II. Overall structure of Wiki

A complete Wiki, with eight parts:

op. cit.mdschema.mdsystem/projects/pages/raw/assets/archive/

Pasted image 202604282144948.png appears to have a large number of parts, but each layer has a clear role to play。

Together, they address a core issue:

  • Where should I put the information

If you don't have layers, everything will mix。

for example:

  • The status of the project will contaminate user images
  • Ideas can contaminate long-term knowledge
  • Role experience contaminates project rules
  • The source information will be mixed with the final conclusions。

So the first principle of Wiki is:

  • The layer, it's anti-pollution。

III.index.md: Wiki entrance

index.md is the front page of the entire Wiki。

It doesn't have specific content, it does navigation。

It tells people and Agent:

  • Where is the system area
  • What are the current projects
  • Where is the general knowledge
  • Where are the originals
  • What's the point lately。

the role of index.md is to get any Profile into Wiki and know where to start reading。

It's a map, not a warehouse。

IV. SCHEma.Md: Wiki Norms

schema.md is Wiki's Constitution。

It provides that:

  • How the document is named
  • Where does it go
  • Which documents are read-only
  • Which documents could be modified
  • What information cannot be fabricated
  • How the page status is marked。

With the schema.md, the whole Wiki will be stable for the long term。

Otherwise, every Profile will write a document in its own sense, and it will soon be a mess。
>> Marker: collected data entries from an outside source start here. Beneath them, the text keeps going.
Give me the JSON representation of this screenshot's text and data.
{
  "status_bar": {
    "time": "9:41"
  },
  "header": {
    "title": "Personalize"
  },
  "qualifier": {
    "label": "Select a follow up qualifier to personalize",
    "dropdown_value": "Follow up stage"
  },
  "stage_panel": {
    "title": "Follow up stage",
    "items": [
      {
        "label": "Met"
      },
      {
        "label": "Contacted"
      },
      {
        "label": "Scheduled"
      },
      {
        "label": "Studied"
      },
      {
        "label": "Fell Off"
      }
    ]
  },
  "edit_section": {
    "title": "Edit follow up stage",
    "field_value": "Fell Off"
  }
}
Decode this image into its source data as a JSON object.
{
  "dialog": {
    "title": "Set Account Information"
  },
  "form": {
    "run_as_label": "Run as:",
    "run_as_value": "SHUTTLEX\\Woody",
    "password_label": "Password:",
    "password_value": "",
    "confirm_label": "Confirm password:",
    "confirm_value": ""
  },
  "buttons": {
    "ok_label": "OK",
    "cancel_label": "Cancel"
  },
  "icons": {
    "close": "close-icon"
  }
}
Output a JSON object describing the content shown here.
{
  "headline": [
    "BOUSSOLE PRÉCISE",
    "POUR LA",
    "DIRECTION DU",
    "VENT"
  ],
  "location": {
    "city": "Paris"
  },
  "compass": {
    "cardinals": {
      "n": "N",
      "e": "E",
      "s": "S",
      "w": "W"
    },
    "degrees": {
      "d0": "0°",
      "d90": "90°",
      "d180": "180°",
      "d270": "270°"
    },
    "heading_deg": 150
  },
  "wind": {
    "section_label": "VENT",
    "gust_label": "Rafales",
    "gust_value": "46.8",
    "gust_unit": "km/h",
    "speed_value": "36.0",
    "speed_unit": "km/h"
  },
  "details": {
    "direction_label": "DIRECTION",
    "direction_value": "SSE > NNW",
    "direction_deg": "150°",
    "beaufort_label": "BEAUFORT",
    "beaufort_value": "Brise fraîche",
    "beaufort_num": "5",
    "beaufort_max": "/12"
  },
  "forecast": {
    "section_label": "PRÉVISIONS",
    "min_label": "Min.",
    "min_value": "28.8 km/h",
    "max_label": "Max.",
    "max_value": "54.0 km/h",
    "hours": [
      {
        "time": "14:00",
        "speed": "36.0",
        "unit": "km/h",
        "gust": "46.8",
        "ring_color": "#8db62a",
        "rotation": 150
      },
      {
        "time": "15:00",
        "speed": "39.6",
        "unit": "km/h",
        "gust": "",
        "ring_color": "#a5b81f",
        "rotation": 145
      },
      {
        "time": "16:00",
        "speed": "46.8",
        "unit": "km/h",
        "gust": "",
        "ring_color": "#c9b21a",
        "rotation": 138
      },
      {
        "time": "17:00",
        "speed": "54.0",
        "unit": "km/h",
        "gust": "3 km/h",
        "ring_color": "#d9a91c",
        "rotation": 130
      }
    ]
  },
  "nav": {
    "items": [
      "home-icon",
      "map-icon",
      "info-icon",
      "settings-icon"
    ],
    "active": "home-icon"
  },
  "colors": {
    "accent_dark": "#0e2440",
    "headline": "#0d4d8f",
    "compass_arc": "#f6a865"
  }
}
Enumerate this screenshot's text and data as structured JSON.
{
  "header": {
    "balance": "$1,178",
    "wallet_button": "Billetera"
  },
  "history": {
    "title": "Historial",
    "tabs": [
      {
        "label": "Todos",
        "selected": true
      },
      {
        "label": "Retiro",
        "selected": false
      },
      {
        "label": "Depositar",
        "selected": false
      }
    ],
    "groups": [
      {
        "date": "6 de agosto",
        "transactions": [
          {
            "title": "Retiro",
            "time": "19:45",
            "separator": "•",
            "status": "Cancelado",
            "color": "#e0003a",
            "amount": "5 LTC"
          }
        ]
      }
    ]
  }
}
for example, schema.md can provide that:

  • Raw read-only
  • Project documents only record information on corresponding items
  • Pages records only cross-project reusable methodology
  • System records only global management information
  • uncertain information goes first inbox, not directly to pages。

That's the rule layer。

v. system: global management

system is the Wiki global management area。

It is not a specific project, but a system-wide management hub。

the system contains six core documents:

dashboard.mdagent-log.mdweekly-review.mdmemory-routing.mdskill-registry.mduser-profile.md

1. dashboard.md: master panel

dashboard.md records the current status of all items。

It replied:

  • What are the projects
  • How has each project progressed
  • What's next
  • Who's in charge
  • Are there any obstacles

dashboard.md should normally only be updated by Cordinator。

Other Profile can read, but do not modify。

This would avoid conflict between multiple players and the general control panel。

2. Agent-log.md: Global Age Behaviour Log

agent-log.md records all Profile's done。

for example:

  • What did Researcher check
  • Writer wrote a draft
  • What documents did Builder deliver
  • Cordinator updated what status。

It's the role of making more Profile behavior traceable。

When the system is running long, you can look back:

  • Who did what when
  • Where are the outputs
  • Mandate completed。

THIS IS CRITICAL FOR THE LONG-TERM OPC SYSTEM。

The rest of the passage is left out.